The provision of HPC resources requires more than system administration. It takes a team of skilled analysts able to work with user codes and make them run more efficiently with large numbers of processors. These analysts must work closely with both the administrators and clients to ensure that jobs run smoothly and costly resources are used effectively.
High performance computing (HPC) is a field directed toward processing tasks that require significant computing resources in a relatively short time, a period of hours or days, typically. The design of the hardware is geared toward tightly-coupled parallel tasks. Clusters with low-latency interconnects and special purpose interconnect hardware in symmetric multiprocessing (SMP) systems, are the norm in these environments. The software that runs on these systems is ideally written specifically to efficiently utilize both large numbers of cores and massive memory.

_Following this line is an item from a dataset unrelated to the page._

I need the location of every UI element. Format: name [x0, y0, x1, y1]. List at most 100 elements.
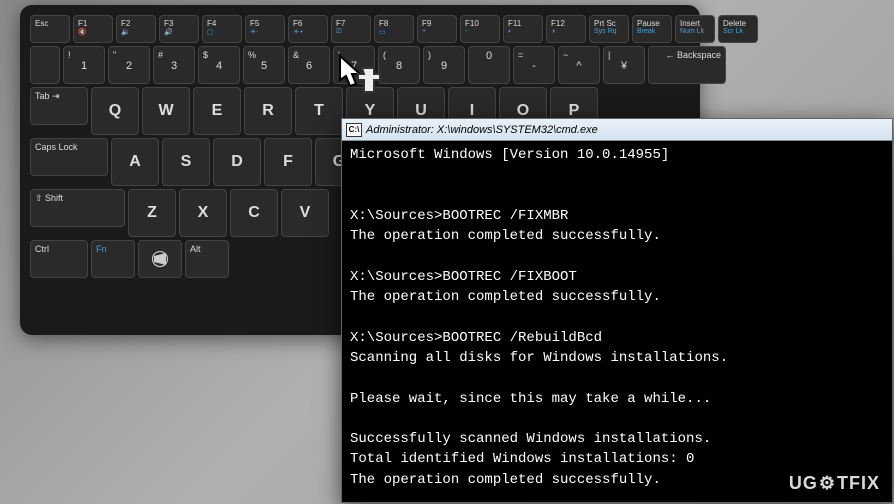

A High Performance Computing environment is characterized by the almost constant high loads on the systems. As the scheduling software adds additional jobs to the system, this leads to large changes in demands on the types of resources needed by the user jobs. These new jobs can potentially make the system unstable and impact the performance of other users’ jobs. This environment requires monitoring and frequent intervention by system analysts. Every job submitted to the system can potentially change the dynamics enough to make other users’ jobs fail. In an extreme case the entire system may crash. When this happens, system analysts and administrators must investigate and take measures to prevent this from happening in the future; while at the same time bringing the system back into production in a timely fashion.
Clients may require special assistance to run their jobs at a higher than normal priority to meet academic or business deadlines. This can be accomplished, but it requires manual intervention by system administrators. Administrators need to be familiar with, and sensitive to all users’ needs. Short term priority changes can be made for special situations.
In contrast, a typical non-HPC server, for mail or web serving for example, tends to be a single application device. Once configured properly, these types os machines can run for extended periods with downtime for regular maintenance and the occasional hardware repair.
Providing an HPC service requires a team working closely together to meet user needs and keep the system running at peak efficiency. This environment requires that skilled analysts are constantly learning new tools and techniques relevant to current and future clients.